Current through Register Vol. 47, No. 11, June 10, 2024
Section 6 CCR 1011-1-5-16 - EMERGENCY SERVICES
16.1 EMERGENCY CARE POLICIES

The facility shall complete a risk assessment using an all hazards preparedness approach. The facility shall develop and follow detailed written policies and procedures for missing residents and for care of all residents to meet the risks identified by the facility. Emergency policies shall be tailored to the geographic location of the facility; types of residents served and unique risks and circumstances identified by the facility. Policies shall take an all hazards preparedness approach and shall address:

A) Arrangements, developed in consultation with the medical director, for necessary medical care when a resident's practitioner is unavailable;
B) Subsistence needs of residents, staff and visitors;
C) Procedures and training programs that cover immediate care of residents during natural or man-made disasters;
D) Power needs with emergency and standby power systems;
E) Availability and transfer of all information necessary to meet the needs of the residents in the event of an evacuation while maintaining confidentiality standards;
F) Evacuation plans with alternate facility agreements; and
G) Notification of persons, suppliers and agencies in an emergency.
16.2 DISASTER PLANS

With the assistance of qualified experts, the facility shall develop written plans for protection of persons within the building during an impending or actual disaster. Plans shall include:

A) Written instructions for each identified risk that include persons to be notified and steps to be taken.

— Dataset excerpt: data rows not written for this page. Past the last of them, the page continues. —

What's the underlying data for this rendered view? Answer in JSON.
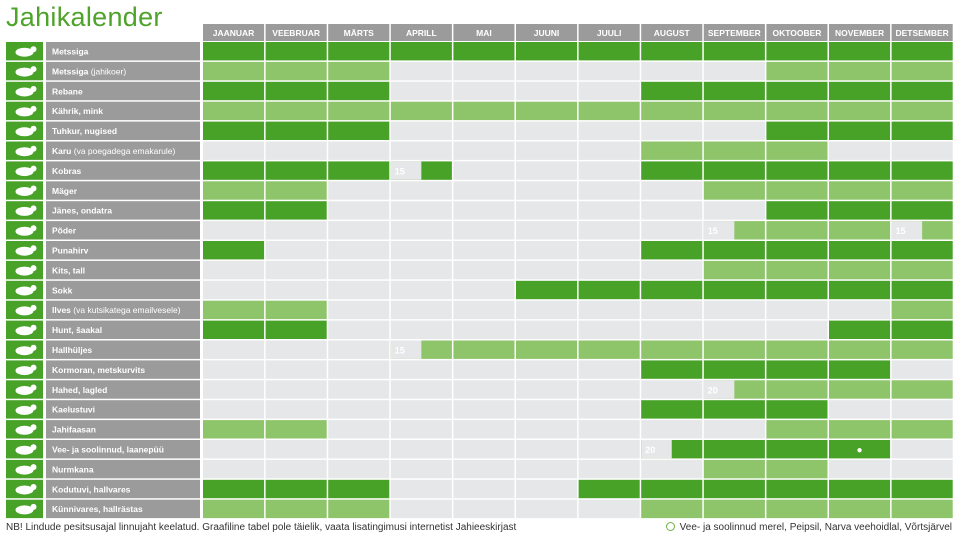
{
  "title": "Jahikalender",
  "months": [
    "JAANUAR",
    "VEEBRUAR",
    "MÄRTS",
    "APRILL",
    "MAI",
    "JUUNI",
    "JUULI",
    "AUGUST",
    "SEPTEMBER",
    "OKTOOBER",
    "NOVEMBER",
    "DETSEMBER"
  ],
  "colors": {
    "dark": "#48a228",
    "light": "#8ec46a",
    "empty": "#e6e7e8",
    "label": "#9b9b9b",
    "header": "#9b9b9b",
    "icon_bg": "#48a228"
  },
  "footnote": "NB! Lindude pesitsusajal linnujaht keelatud. Graafiline tabel pole täielik, vaata lisatingimusi internetist Jahieeskirjast",
  "legend": "Vee- ja soolinnud merel, Peipsil, Narva veehoidlal, Võrtsjärvel",
  "chart_data": {
    "type": "table",
    "season_codes": {
      "D": "dark green season",
      "L": "light green season",
      "-": "no season"
    },
    "rows": [
      {
        "name": "Metssiga",
        "icon": "boar-icon",
        "months": "DDDDDDDDDDDD"
      },
      {
        "name": "Metssiga (jahikoer)",
        "icon": "boar-icon",
        "months": "LLL------LLL"
      },
      {
        "name": "Rebane",
        "icon": "fox-icon",
        "months": "DDD----DDDDD"
      },
      {
        "name": "Kährik, mink",
        "icon": "raccoon-dog-icon",
        "months": "LLLLLLLLLLLL"
      },
      {
        "name": "Tuhkur, nugised",
        "icon": "marten-icon",
        "months": "DDD------DDD"
      },
      {
        "name": "Karu (va poegadega emakarule)",
        "icon": "bear-icon",
        "months": "-------LLL--"
      },
      {
        "name": "Kobras",
        "icon": "beaver-icon",
        "months": "DDDD---DDDDD",
        "labels": [
          {
            "month": 4,
            "text": "15"
          }
        ]
      },
      {
        "name": "Mäger",
        "icon": "badger-icon",
        "months": "LL------LLLL"
      },
      {
        "name": "Jänes, ondatra",
        "icon": "hare-icon",
        "months": "DD-------DDD"
      },
      {
        "name": "Põder",
        "icon": "moose-icon",
        "months": "--------LLLL",
        "labels": [
          {
            "month": 9,
            "text": "15"
          },
          {
            "month": 12,
            "text": "15"
          }
        ]
      },
      {
        "name": "Punahirv",
        "icon": "deer-icon",
        "months": "D------DDDDD"
      },
      {
        "name": "Kits, tall",
        "icon": "fawn-icon",
        "months": "--------LLLL"
      },
      {
        "name": "Sokk",
        "icon": "roe-buck-icon",
        "months": "-----DDDDDDD"
      },
      {
        "name": "Ilves (va kutsikatega emailvesele)",
        "icon": "lynx-icon",
        "months": "LL---------L"
      },
      {
        "name": "Hunt, šaakal",
        "icon": "wolf-icon",
        "months": "DD--------DD"
      },
      {
        "name": "Hallhüljes",
        "icon": "seal-icon",
        "months": "---LLLLLLLLL",
        "labels": [
          {
            "month": 4,
            "text": "15"
          }
        ]
      },
      {
        "name": "Kormoran, metskurvits",
        "icon": "cormorant-icon",
        "months": "-------DDDD-"
      },
      {
        "name": "Hahed, lagled",
        "icon": "goose-icon",
        "months": "--------LLLL",
        "labels": [
          {
            "month": 9,
            "text": "20"
          }
        ]
      },
      {
        "name": "Kaelustuvi",
        "icon": "pigeon-icon",
        "months": "-------DDD--"
      },
      {
        "name": "Jahifaasan",
        "icon": "pheasant-icon",
        "months": "LL-------LLL"
      },
      {
        "name": "Vee- ja soolinnud, laanepüü",
        "icon": "duck-icon",
        "months": "-------DDDD-",
        "labels": [
          {
            "month": 8,
            "text": "20"
          }
        ],
        "markers": [
          {
            "month": 11,
            "text": "●"
          }
        ]
      },
      {
        "name": "Nurmkana",
        "icon": "partridge-icon",
        "months": "--------LL--"
      },
      {
        "name": "Kodutuvi, hallvares",
        "icon": "crow-icon",
        "months": "DDD---DDDDDD"
      },
      {
        "name": "Künnivares, hallrästas",
        "icon": "rook-icon",
        "months": "LLL----LLLLL"
      }
    ]
  }
}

The instructions shall be readily available 24 hours a day in more than one location with all staff aware of the locations;
B) A schematic plan of the building or portions thereof posted at each nurses' station and throughout the building, as needed, showing evacuation routes, smoke stop and fire doors, exit doors, and the location of fire extinguishers and fire alarm boxes;
C) Procedures for evacuating the premises;
D) Assignment of specific tasks and responsibilities to the personnel on each shift;
E) An emergency preparedness communication plan;
F) Protection and transfer of health information as needed to meet the care needs of residents;
G) Provision for care of residents when electronic and paper health information records may not be accessible;
H) Provision for unannounced drills and instruction to keep employees informed of their duties;
I) Provisions for conducting simulated fire drills at least quarterly on each shift;
J) Periodic testing of power systems and electronic record back-ups to ensure operability; and
K) Written memorandums of understanding with alternate health facilities and coordination with other community agencies.
16.3 MASS CASUALTY PLAN

Each facility shall develop a written mass casualty plan for managing residents and treating casualties in an external or community disaster. The program shall be developed in cooperation with other health facilities in the area and with official and other community agencies.